YOUTUBE

Halaman

Kamis, 29 Oktober 2015

Perbedaan antara PMH (pwrbuatan melawan hukum) dengan WANPRESTASI

Menurut Yahya Harahap, antara PMH (Perbuatan Melawan Hukum) dan
Wanprestasi terdapat perbedaan prinsip, yaitu:

Ditinjau dari
Wanprestasi
PMH

Sumber hukum

Wanprestasi menurut Pasal 1243 KUHPer timbul dari persetujuan (agreement)

PMH menurut Pasal 1365 KUHPer timbul akibat perbuatan orang

Timbulnya hak menuntut

Hak menuntut ganti rugi dalam wanprestasi timbul dari Pasal 1243 KUHPer, yang pada prinsipnya membutuhkan pernyataan lalai (somasi)

Hak menuntut ganti rugi karena PMH tidak perlu somasi. Kapan saja terjadi PMH, pihak yang dirugikan langsung mendapat hak untuk menuntut ganti rugi

Tuntutan ganti rugi

KUHPer telah mengatur tentang jangka waktu perhitungan ganti rugi yang dapat dituntut, serta jenis dan jumlah ganti rugi yang dapat dituntut dalam wanprestasi

KUHPer tidak mengatur bagaimana bentuk dan rincian ganti rugi. Dengan demikian, bisa dgugat ganti rugi nyata dan kerugian immateriil

Wanprestasi berarti melanggar tindakan yang sudah disepakati dan dapat dituntut. Wanprestasi adalah keadaan tidak dipenuhinya prestasi sebagaimana ditetapkan dalam perikatan karena kesalahan debitur (sengaja/lalai) atau keadaan memaksa (di luar kemampuan debitur).

Macam keadaan wanprestasi :

a. debitur tidak berprestasi sama sekali.

b. debitur berprestasi tapi tidak baik/keliru.

c. debitur berprestasi tapi tidak tepat waktu/terlambat.

d. debitur melakukan sesuatu yang menurut perikatan tidak boleh dilakukan.

Syarat terjadinya keadaan wanprestasi :

a. syarat materiil –> adanya unsur kesalahan debitur (sengaja/lalai).
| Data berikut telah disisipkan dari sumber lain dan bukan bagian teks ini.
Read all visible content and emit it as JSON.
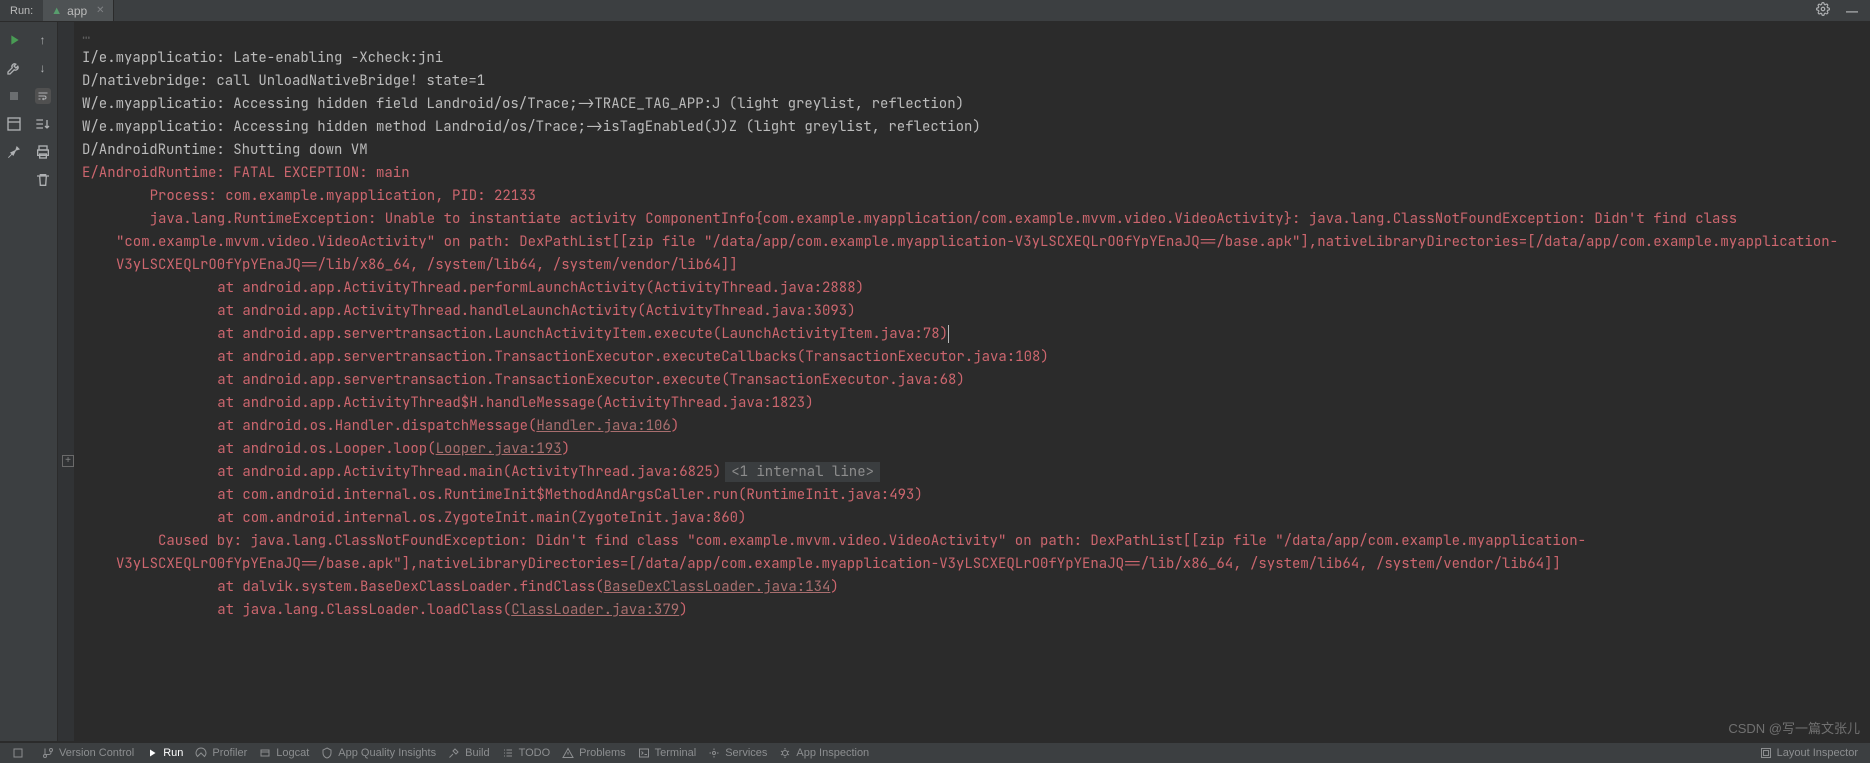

b. syarat formil –> adanya peringatan/teguran terhadap debitur.

Hak kreditur bila terjadi wanprestasi :

a. hak menuntut pemenuhan perikatan

b. hak menuntut pemutusan perikatan atau bila perikatan tersebut bersifat timbal balik, menuntut pembatalan     perikatan (ontbinding).

c. hak menuntut ganti rugi.
Berdasarkan hal-hal yang telah diuraikan di atas, maka dapat disimpulkan bahwa pada wanprestasi pelanggaran terjadi terhadap kesepakatan atau aturan yang telah dibuat dan berlaku antara para pihak pembuat perjanjian. Kesepakatan atau aturan tersebut dalam pembuatannya juga melibatkan pihak pelanggar. Berbeda dengan perbuatan melawan hukum (onrechtmatigedaad), dimana perbuatan melawan hukum terjadi karena adanya perbuatan yang dilakukan oleh seseorang yang karena kesalahannya tersebut menimbulkan kerugian bagi pihak lain. Berbeda dengan wanprestasi, pada perbuatan melawan hukum, aturan yang dilanggar adalah aturan yang berlaku umum dan aturan tersebut terkadang dibuat tanpa ada keterlibatan si pelanggar. Perbuatan melawan hukum tidak didasarkan adanya kesekapakatan sebagaimana yang tertuang dalam perjanjian seperti halnya wanprestasi.


Perbuatan Melawan Hukum (PMH)


Pasal 1365 KUHPerdata menyatakan : “Tiap perbuatan melanggar hukum yang membawa kerugian kepada orang lain, mewajibkan orang yang karena salahnya menerbitkan kerugian itu, mengganti kerugian tersebut.” Sedangkan ketentuan Pasal 1366 KUHPerdata menyatakan : “setiap orang bertanggung-jawab tidak saja untuk kerugian yang disebabkan karena perbuatannya, tetapi juga untuk kerugian yang disebabkan karena kelalaiannya atau kurang hati-hatinya”.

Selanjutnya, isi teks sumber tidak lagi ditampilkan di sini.